Daddy Geek Boy said...

... ...Either way, if it's a surgical solution and I don't have apnea, it's out of pocket for me cause insurance won't cover it. So it's either put my kids through college or pay for surgery.

SciFi...Yeah, they tell you to sew a tennis ball into your shirt to keep you from sleeping on your back. Trouble is that WonderWife™ reports that I snore no matter what position I'm in. (I'm not making this easy, huh?)

ZenMom said...

Well, long as we're all playing Web MD ... I also had a deviated septum that my favorite ENT fixed that was a contributing factor to my snoring as well. (My Dad still joshingly refers to this as my "nose job".) Just FYI.

May I also throw out an "other side of the problem" suggestion? Can WW stand to wear ear plugs or sleep headphones? I can't wear those things myself - but I know people who swear they saved their marriage.
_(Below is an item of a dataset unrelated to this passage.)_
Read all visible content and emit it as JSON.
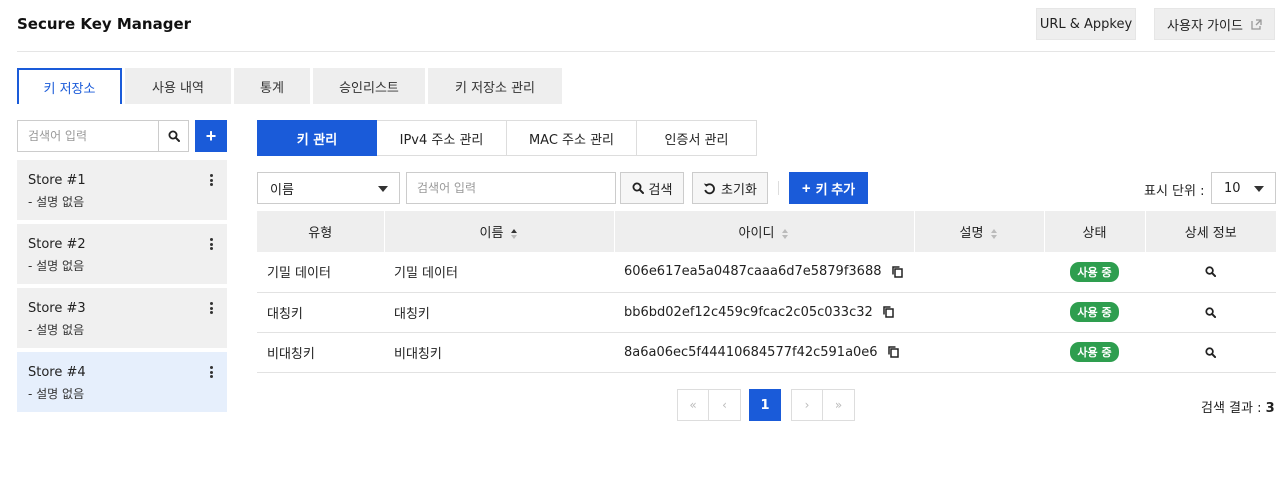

Feels odd to be wishing that you have apnea, but, as you said, sure would make things easier to have things diagnosable and treatable.

Still thinking good thoughts for you. :)

Daddy Geek Boy said...

Zen...I had the deviated septum fixed when I was 15. That was the first attempt to fix my snoring. Didn't work.

And yes, WW™ has tried ear plugs. They worked for a while, but have since stopped being as effective. The white noise machine we sleep with is also no longer effective.

I've tried the Breathe Right strips. I've tried the sprays. I've even tried the bogus ring that is supposed to hit your pressure point to make you stop. I've tried pillows. I've tried training myself to sleep in other positions. Nothing works.

If I do have apnea this time around, at least there's a cause and potential solutions.

Thanks for the good wishes.

Lori said...

I just read something the other day that said singing 20 minutes before bedtime can help reduce snoring. It didn't get into details, but I imagine it firms up the vocal chords and such. Since slack muscles are a big contributor to snoring, it seems like it could help.

Daddy Geek Boy said...

Lori...Thanks for that, but obviously you've never heard me do karaoke.